Managing Breast Cancer Brain Metastases

A 33-year-old woman was referred to Duke after being diagnosed with triple-negative breast cancer. Because the tumor’s hormone receptor expression was very low, hormonal therapy was not indicated, and she was started on chemoradiotherapy.

The cancer stayed in remission until she began to have severe headaches 5 years later. She presented to the emergency department at Duke Raleigh Hospital. Computed tomography and magnetic resonance imaging (MRI) revealed lung metastases, a small liver lesion, and multiple brain metastases, including a large tumor in her right frontal lobe (Figure 1). The brain tumor needed to be resected immediately.

FIGURE 1. Before frontal crani
FIGURE 1. Before frontal craniotomy

Anna R. Terry, MD, the neurosurgeon on call, quickly coordinated a team of operating room staff to help her perform the surgery. Using Brainlab to help localize the tumor and plan the incision, she resected the tumor. Postoperative MRI showed that the resection had been successful (Figure 2).

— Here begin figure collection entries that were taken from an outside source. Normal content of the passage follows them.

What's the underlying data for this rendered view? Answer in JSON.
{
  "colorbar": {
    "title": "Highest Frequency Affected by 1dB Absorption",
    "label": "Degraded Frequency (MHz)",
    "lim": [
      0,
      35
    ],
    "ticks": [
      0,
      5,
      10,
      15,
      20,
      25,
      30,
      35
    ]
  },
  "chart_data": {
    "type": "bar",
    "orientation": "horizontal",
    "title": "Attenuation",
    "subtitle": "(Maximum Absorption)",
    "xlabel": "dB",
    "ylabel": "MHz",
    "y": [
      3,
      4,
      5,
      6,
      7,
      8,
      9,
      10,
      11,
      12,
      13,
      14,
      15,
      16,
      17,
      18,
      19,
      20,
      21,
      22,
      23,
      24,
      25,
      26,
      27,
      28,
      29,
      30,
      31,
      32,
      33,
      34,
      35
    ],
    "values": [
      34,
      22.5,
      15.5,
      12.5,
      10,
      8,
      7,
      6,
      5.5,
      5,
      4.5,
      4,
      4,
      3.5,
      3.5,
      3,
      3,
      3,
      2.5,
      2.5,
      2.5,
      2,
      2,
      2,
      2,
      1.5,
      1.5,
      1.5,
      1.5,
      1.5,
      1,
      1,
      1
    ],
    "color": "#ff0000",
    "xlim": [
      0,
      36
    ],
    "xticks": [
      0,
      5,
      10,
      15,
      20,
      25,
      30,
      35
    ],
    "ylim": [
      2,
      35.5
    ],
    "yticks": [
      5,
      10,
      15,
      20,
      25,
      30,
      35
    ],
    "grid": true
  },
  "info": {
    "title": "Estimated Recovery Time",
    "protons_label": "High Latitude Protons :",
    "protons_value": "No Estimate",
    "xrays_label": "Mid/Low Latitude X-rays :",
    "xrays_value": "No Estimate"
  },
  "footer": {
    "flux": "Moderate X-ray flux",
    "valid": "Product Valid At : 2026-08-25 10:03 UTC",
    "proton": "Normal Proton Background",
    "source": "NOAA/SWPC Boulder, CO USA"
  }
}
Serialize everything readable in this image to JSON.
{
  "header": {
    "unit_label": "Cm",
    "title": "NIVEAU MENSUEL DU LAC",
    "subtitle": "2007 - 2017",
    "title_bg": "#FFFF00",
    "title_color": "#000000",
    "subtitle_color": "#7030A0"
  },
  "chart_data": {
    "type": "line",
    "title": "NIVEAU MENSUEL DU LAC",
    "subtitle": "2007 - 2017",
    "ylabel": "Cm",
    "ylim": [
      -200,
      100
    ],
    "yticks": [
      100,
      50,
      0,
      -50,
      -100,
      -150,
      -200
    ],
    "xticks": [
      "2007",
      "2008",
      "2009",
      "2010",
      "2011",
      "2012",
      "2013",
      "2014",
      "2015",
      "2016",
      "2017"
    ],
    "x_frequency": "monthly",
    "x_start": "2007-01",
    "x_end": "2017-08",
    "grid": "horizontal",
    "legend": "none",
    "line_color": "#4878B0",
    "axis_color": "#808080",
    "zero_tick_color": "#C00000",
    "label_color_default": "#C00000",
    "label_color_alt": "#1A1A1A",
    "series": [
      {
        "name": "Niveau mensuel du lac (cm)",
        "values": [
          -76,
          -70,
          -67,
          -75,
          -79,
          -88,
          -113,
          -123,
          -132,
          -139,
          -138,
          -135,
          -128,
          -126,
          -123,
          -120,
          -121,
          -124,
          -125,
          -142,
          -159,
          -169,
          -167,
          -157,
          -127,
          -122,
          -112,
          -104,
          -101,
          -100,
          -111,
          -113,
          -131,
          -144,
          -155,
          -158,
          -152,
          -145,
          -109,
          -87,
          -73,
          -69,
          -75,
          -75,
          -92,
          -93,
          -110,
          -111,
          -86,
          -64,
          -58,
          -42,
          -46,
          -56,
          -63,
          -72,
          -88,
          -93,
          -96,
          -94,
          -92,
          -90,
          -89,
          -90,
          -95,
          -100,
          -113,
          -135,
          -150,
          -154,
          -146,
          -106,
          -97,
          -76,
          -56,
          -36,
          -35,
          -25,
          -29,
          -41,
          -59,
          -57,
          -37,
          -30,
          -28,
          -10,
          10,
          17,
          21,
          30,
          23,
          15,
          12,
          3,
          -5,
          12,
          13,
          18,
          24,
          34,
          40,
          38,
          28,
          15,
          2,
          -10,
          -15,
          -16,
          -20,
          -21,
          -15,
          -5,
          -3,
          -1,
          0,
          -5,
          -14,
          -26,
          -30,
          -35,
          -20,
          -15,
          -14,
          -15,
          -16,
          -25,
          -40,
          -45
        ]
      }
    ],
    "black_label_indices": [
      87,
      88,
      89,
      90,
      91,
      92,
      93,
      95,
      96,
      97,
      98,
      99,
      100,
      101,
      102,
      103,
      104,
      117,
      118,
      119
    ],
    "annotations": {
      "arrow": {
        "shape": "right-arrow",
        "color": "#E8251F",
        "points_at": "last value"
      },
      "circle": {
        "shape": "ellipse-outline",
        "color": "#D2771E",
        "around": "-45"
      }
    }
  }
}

“Although the resection itself is pretty straightforward, it takes a lot of teamwork to make it happen safely,” Terry says. “Being able to quickly pull together a team at any time—day or night—is critical to our ability to help patients like this.”

The next morning, the patient had a consultation with a radiation oncologist to plan her treatment course and schedule a follow-up appointment with Paul Kelly Marcom, MD, the medical oncologist who had helped treat her primary breast cancer. She was discharged the next morning.

FIGURE 2. After frontal crani
FIGURE 2. After frontal craniotomy

Two weeks later, she began a course of fractionated radiotherapy and stereotactic radiosurgery to treat the smaller brain tumors. Repeat marker assessment of the brain tumor showed low levels of hormone receptor expression. Marcom started her on treatment with ovarian ablation, an aromatase inhibitor, and a cell-cycle inhibitor.

“This case demonstrates the need for improved treatment options for this type of breast cancer—something the Duke breast program is working on,” Marcom notes. “But the receptor expression change makes trying this combination a reasonable option. We will follow her closely and, if it does not work, move to other treatment options.”

The patient tolerated the treatments well and experienced no serious adverse effects. Now, 3 months later, she’s feeling well, and she’s back to her usual activities.

“Historically, the prognosis for someone with widely metastatic disease that has spread to the brain was often not great,” Terry says. “However, with the broad range of treatment options we have at Duke, I am optimistic she will continue to do well for quite a while.”